When scene grammar is left intact, it can be used to guide visual search in naturalistic environments. A large body of evidence has shown that eye movements during visual search are guided by both the physical properties of an image (Bruce & Tsotsos,
2009; Itti & Koch,
2000,
2001) as well as features of the target object (Castelhano & Heaven,
2010; Malcolm & Henderson,
2009,
2010). Although models that consider both of these inputs do fairly well at predicting eye movements during visual search in random displays (Adeli, Vitu, & Zelinsky,
2016), understanding how humans search through naturalistic scenes is more nuanced. Wolfe and colleagues (Wolfe, Alvarez, Rosenholtz, Kuzmova, & Sherman,
2011) set out to define the visual set size of complex scenes—a metric common to basic visual search research—by annotating the nontarget objects within a particular scene.

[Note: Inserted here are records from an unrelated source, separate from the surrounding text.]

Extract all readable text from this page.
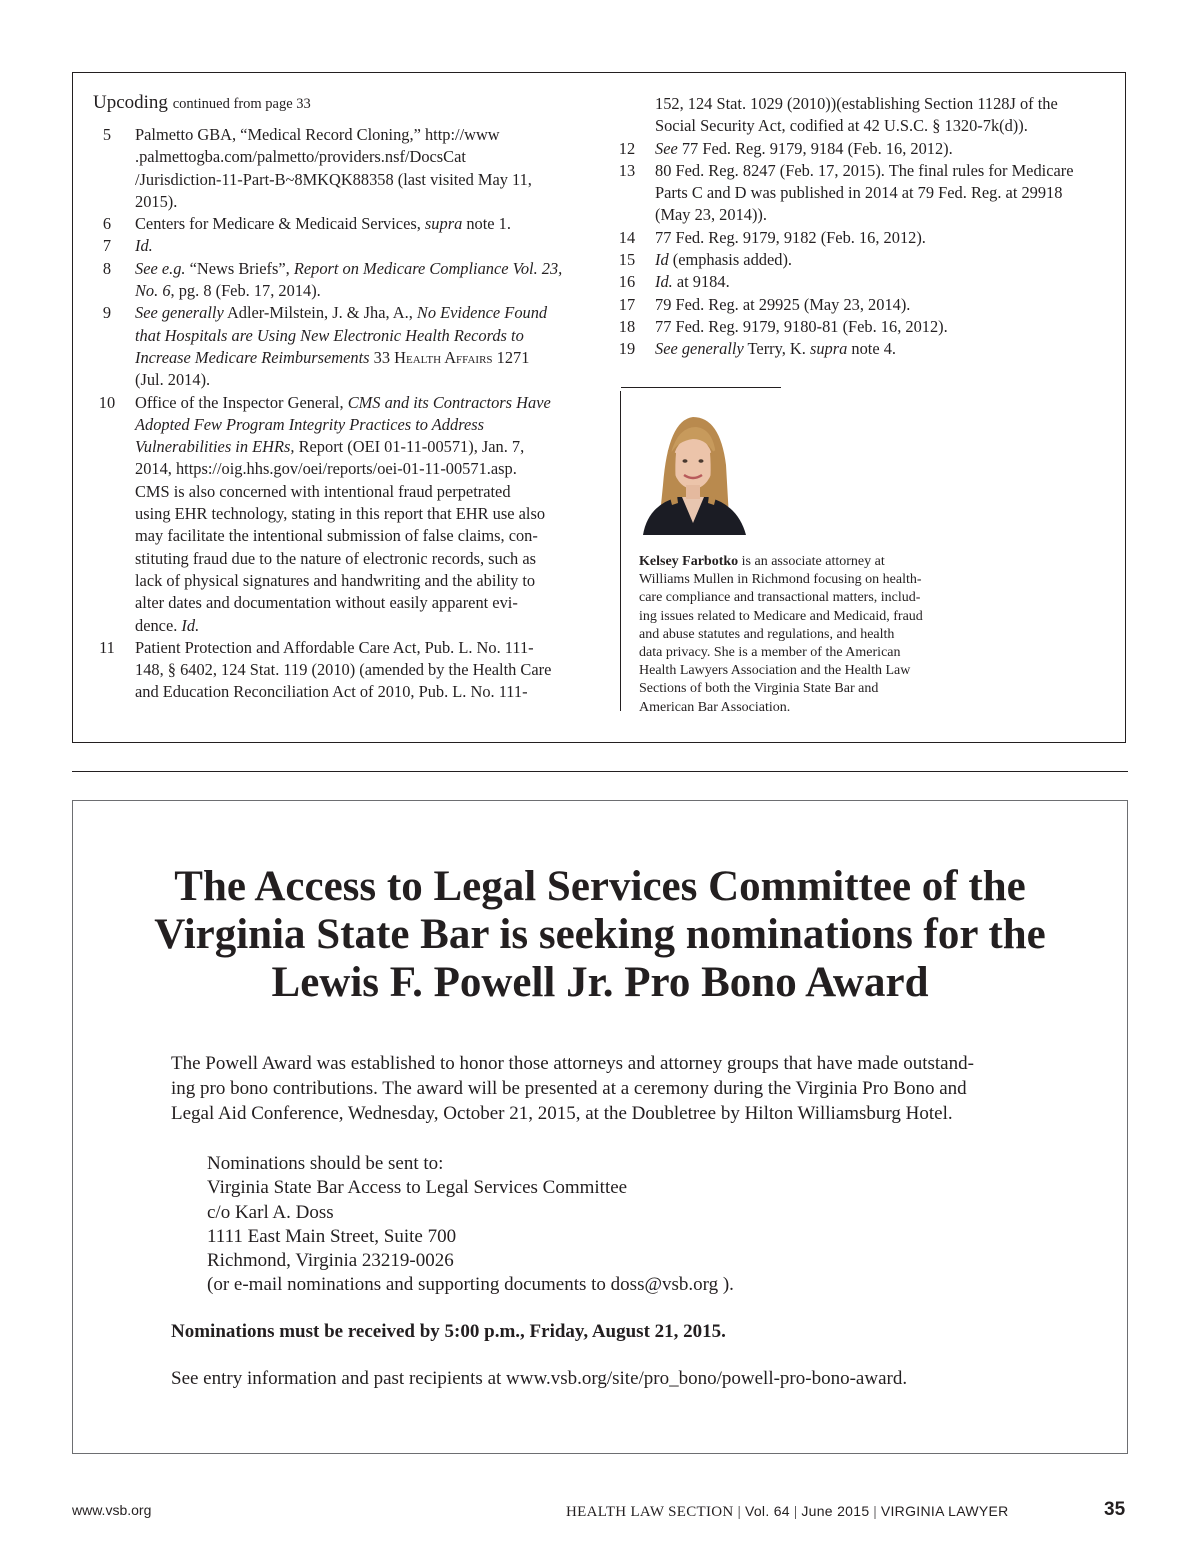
Upcoding continued from page 33
5	Palmetto GBA, “Medical Record Cloning,” http://www
.palmettogba.com/palmetto/providers.nsf/DocsCat
/Jurisdiction-11-Part-B~8MKQK88358 (last visited May 11,
2015).
6	Centers for Medicare & Medicaid Services, supra note 1.
7	Id.
8	See e.g. “News Briefs”, Report on Medicare Compliance Vol. 23,
No. 6, pg. 8 (Feb. 17, 2014).
9	See generally Adler-Milstein, J. & Jha, A., No Evidence Found
that Hospitals are Using New Electronic Health Records to
Increase Medicare Reimbursements 33 Health Affairs 1271
(Jul. 2014).
10	Office of the Inspector General, CMS and its Contractors Have
Adopted Few Program Integrity Practices to Address
Vulnerabilities in EHRs, Report (OEI 01-11-00571), Jan. 7,
2014, https://oig.hhs.gov/oei/reports/oei-01-11-00571.asp.
CMS is also concerned with intentional fraud perpetrated
using EHR technology, stating in this report that EHR use also
may facilitate the intentional submission of false claims, con-
stituting fraud due to the nature of electronic records, such as
lack of physical signatures and handwriting and the ability to
alter dates and documentation without easily apparent evi-
dence. Id.
11	Patient Protection and Affordable Care Act, Pub. L. No. 111-
148, § 6402, 124 Stat. 119 (2010) (amended by the Health Care
and Education Reconciliation Act of 2010, Pub. L. No. 111-
152, 124 Stat. 1029 (2010))(establishing Section 1128J of the
Social Security Act, codified at 42 U.S.C. § 1320-7k(d)).
12	See 77 Fed. Reg. 9179, 9184 (Feb. 16, 2012).
13	80 Fed. Reg. 8247 (Feb. 17, 2015). The final rules for Medicare
Parts C and D was published in 2014 at 79 Fed. Reg. at 29918
(May 23, 2014)).
14	77 Fed. Reg. 9179, 9182 (Feb. 16, 2012).
15	Id (emphasis added).
16	Id. at 9184.
17	79 Fed. Reg. at 29925 (May 23, 2014).
18	77 Fed. Reg. 9179, 9180-81 (Feb. 16, 2012).
19	See generally Terry, K. supra note 4.
Kelsey Farbotko is an associate attorney at
Williams Mullen in Richmond focusing on health-
care compliance and transactional matters, includ-
ing issues related to Medicare and Medicaid, fraud
and abuse statutes and regulations, and health
data privacy. She is a member of the American
Health Lawyers Association and the Health Law
Sections of both the Virginia State Bar and
American Bar Association.
The Access to Legal Services Committee of the
Virginia State Bar is seeking nominations for the
Lewis F. Powell Jr. Pro Bono Award
The Powell Award was established to honor those attorneys and attorney groups that have made outstand-
ing pro bono contributions. The award will be presented at a ceremony during the Virginia Pro Bono and
Legal Aid Conference, Wednesday, October 21, 2015, at the Doubletree by Hilton Williamsburg Hotel.
Nominations should be sent to:
Virginia State Bar Access to Legal Services Committee
c/o Karl A. Doss
1111 East Main Street, Suite 700
Richmond, Virginia 23219-0026
(or e-mail nominations and supporting documents to doss@vsb.org ).
Nominations must be received by 5:00 p.m., Friday, August 21, 2015.
See entry information and past recipients at www.vsb.org/site/pro_bono/powell-pro-bono-award.
www.vsb.org	HEALTH LAW SECTION | Vol. 64 | June 2015 | VIRGINIA LAWYER	35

They found that visual search within scenes was much more efficient than search for arbitrary objects on a blank background and proposed that scene-guided attention effectively eliminated most regions from the “functional set size.” This guidance has repeatedly been shown to drive eye movements during visual search (Henderson, Malcolm, & Schandl,
2009; Torralba, Oliva, Castelhano, & Henderson,
2006; Võ & Henderson,
2010; Wolfe, Võ, Evans, & Greene,
2011; for a review see Malcolm et al.,
2016).